On Aug. 26 The Bulletin editorialized about a recent research publication under the header “Forest roads don’t always damage streams.” The piece makes fair points that there are sound social and economic reasons why we build roads in forests, and that modern road designs can reduce harmful sediment delivery to streams.

What is missing from this editorial is the bigger picture. At the most basic level, the scientific literature is overwhelmingly clear that forest roads provide no benefit to the health of our rivers and streams. Forest roads are a necessity, but one that comes at a cost to clean water.

As The Bulletin correctly notes, there is much about harm from roads that this study doesn’t tell us. For example, harm from roads doesn’t come from just a few logging road segments. Anyone who has flown over the Coast Range or the Cascades knows that most of our watersheds have dense road systems that look like thousands of miles of silly string. A range of effects from road systems across the landscape creates a combined impact. For example, sediment pollution that enters headwater streams from multiple roads ends up in downstream salmon habitat. Among other impacts, fine sediment can smother spawning gravel for salmon.

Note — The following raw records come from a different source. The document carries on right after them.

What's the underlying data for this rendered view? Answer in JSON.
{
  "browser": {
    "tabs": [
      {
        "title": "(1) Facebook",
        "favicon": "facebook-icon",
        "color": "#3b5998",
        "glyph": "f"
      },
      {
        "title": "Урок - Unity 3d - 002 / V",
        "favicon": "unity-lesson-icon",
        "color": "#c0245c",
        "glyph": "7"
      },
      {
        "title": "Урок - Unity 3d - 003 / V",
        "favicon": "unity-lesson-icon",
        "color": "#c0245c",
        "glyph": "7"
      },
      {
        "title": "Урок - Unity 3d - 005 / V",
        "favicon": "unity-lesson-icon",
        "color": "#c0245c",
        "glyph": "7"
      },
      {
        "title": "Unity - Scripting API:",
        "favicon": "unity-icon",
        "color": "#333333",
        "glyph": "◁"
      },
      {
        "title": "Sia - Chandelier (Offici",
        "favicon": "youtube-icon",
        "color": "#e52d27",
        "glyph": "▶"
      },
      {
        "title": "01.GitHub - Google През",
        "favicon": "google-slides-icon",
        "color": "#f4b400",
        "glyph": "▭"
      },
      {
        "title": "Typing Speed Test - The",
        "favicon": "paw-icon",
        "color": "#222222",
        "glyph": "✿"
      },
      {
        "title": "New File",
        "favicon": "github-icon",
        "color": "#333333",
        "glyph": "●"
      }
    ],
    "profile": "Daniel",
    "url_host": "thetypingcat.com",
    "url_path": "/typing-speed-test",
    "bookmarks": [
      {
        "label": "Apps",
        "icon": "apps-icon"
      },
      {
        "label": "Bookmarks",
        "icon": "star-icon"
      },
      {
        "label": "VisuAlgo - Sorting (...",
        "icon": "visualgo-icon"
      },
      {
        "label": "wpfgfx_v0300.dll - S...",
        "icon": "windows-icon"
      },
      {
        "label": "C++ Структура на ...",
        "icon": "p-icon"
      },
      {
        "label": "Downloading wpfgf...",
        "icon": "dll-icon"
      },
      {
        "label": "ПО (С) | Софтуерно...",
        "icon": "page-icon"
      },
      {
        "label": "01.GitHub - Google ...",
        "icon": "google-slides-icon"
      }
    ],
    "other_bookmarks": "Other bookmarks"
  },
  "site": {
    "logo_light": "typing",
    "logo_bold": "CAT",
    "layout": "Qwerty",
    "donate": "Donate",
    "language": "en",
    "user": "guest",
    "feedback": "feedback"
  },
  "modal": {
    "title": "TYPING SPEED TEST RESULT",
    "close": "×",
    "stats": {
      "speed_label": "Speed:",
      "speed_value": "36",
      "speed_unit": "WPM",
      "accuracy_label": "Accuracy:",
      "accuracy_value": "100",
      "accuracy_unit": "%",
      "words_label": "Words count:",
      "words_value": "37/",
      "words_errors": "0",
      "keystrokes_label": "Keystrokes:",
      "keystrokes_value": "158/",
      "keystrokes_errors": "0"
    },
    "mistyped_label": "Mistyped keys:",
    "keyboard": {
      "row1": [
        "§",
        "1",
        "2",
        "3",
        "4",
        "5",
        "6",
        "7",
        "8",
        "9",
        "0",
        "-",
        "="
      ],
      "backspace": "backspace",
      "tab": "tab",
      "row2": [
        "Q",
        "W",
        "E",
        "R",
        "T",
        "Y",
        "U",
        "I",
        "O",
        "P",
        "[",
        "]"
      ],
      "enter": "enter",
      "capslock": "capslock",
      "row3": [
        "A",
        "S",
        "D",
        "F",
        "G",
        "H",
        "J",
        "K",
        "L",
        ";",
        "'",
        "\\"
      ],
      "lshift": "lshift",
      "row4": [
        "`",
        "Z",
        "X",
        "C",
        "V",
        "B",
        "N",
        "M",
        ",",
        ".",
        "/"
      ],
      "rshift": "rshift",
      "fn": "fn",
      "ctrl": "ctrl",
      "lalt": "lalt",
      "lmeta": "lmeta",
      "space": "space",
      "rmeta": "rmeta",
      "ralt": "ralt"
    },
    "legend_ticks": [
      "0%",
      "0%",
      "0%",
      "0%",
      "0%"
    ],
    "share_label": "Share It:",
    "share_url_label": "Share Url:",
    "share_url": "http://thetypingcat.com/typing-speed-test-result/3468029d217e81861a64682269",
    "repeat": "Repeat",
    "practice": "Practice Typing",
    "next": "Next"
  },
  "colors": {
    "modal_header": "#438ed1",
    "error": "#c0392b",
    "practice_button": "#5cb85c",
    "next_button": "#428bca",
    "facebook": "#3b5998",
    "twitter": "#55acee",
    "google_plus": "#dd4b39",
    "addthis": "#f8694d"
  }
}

Critically, the cited Oregon State University study only measures sediment delivery to small headwater streams from a narrow set of activities associated with single logging events. But we know these activities are drops in the bucket, occurring on top of other impacts from harvest and haul on other roads across the entire landscape. Additionally, the study does not address failure of high-risk road segments during large storms. Upgrading and removing old roads at risk of failure is something that conservation groups strongly support on federal lands, and that forward-thinking private timberland owners also invest in.

Local evidence of low sediment impacts is something to celebrate. However, it would be a mistake to assume that these results mean that there are no cumulative sediment pollution or other impacts from forest roads. In fact, the authors themselves admit that “it is difficult to make broad generalizations from our findings.” Without a better understanding of these cumulative effects, it is an oversimplification to claim that the impact of forest roads is overblown or imaginary. Ignoring the bigger picture misdirects public attention away from a pressing stream protection and restoration problem in Oregon, while critical advances are made in Washington and California.

— Mary Scurlock is the coordinator of the Oregon Stream Protection Coalition.